La procédure usuelle consiste à étudier une population d'animaux de laboratoires – souris, rats, lapins, cobayes, chats et chiens... ; rarement des primates, trop onéreux – soumis à des doses variables de composés chimiques. On mesure la DL50, c'est-à-dire la dose qui provoque la mort de la moitié de la population. On mesure aussi le seuil des effets observables sur la santé – numération sanguine altérée, atteintes hépatiques, convulsions, modifications diverses du comportement... –, ce qui permettra de définir le risque minimal.
Hélas ! l'étape clé, celle de l'extrapolation à l'être humain, n'a rien de scientifique. On appliquera à ces mesures un coefficient d'incertitude, une diminution d'un ou plusieurs ordres de grandeur (fudge factor en anglais), qui n'est rien d'autre que l'expression de notre ignorance. En règle générale, un être humain adulte s'avère bien plus résistant que de telles données ne le laissent croire. En outre, d'importantes variations dans la résistance peuvent être dues à l'âge (les bébés sont beaucoup plus vulnérables que les adultes), au sexe, à l'état de santé, à des facteurs personnels (génétiques) et environnementaux.

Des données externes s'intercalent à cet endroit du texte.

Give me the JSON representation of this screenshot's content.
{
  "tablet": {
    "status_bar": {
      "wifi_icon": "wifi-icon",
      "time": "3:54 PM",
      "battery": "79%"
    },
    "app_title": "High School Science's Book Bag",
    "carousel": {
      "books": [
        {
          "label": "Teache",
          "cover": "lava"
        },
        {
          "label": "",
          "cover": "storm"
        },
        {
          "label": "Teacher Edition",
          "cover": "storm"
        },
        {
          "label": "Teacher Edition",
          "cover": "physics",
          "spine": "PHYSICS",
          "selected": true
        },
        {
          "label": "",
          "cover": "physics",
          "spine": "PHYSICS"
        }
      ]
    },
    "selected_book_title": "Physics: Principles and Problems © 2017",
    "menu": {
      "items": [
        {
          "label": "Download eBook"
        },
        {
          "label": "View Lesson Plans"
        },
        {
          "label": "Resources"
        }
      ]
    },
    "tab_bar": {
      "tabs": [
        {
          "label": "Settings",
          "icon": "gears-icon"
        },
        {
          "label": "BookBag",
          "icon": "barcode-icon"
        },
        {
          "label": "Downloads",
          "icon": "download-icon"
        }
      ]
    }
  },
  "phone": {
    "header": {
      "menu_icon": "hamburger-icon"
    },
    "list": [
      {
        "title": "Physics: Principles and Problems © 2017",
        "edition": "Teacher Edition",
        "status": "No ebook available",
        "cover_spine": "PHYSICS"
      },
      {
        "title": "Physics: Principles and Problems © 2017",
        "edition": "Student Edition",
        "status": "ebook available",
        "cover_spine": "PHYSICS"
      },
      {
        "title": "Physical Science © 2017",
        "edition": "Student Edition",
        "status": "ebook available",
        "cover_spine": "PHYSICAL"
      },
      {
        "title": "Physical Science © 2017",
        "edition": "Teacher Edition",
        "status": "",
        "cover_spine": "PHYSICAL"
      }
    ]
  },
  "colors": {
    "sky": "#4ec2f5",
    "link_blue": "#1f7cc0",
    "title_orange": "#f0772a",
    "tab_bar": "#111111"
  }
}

Cependant, la réglementation se durcit progressivement, ce qu'on ne peut qu'approuver. Prenons l'exemple des taux de benzène autorisés sur les lieux de travail. Cet hydrocarbure, extrêmement toxique, est la cause d'anémies aplasiques. La réglementation américaine tolérait 100 ppm en 1946, 50 ppm en 1947, 35 ppm en 1948, et 25 ppm en 1957, sur les lieux de travail. En 1977, le ministère du Travail des États-Unis s'efforça de la faire passer à 1 ppm seulement (ce qui équivaut à moins de 200 mg dans une salle de grandes dimensions), mais cette initiative fut contrée par un groupe de pression animé par l'American Petroleum Institute.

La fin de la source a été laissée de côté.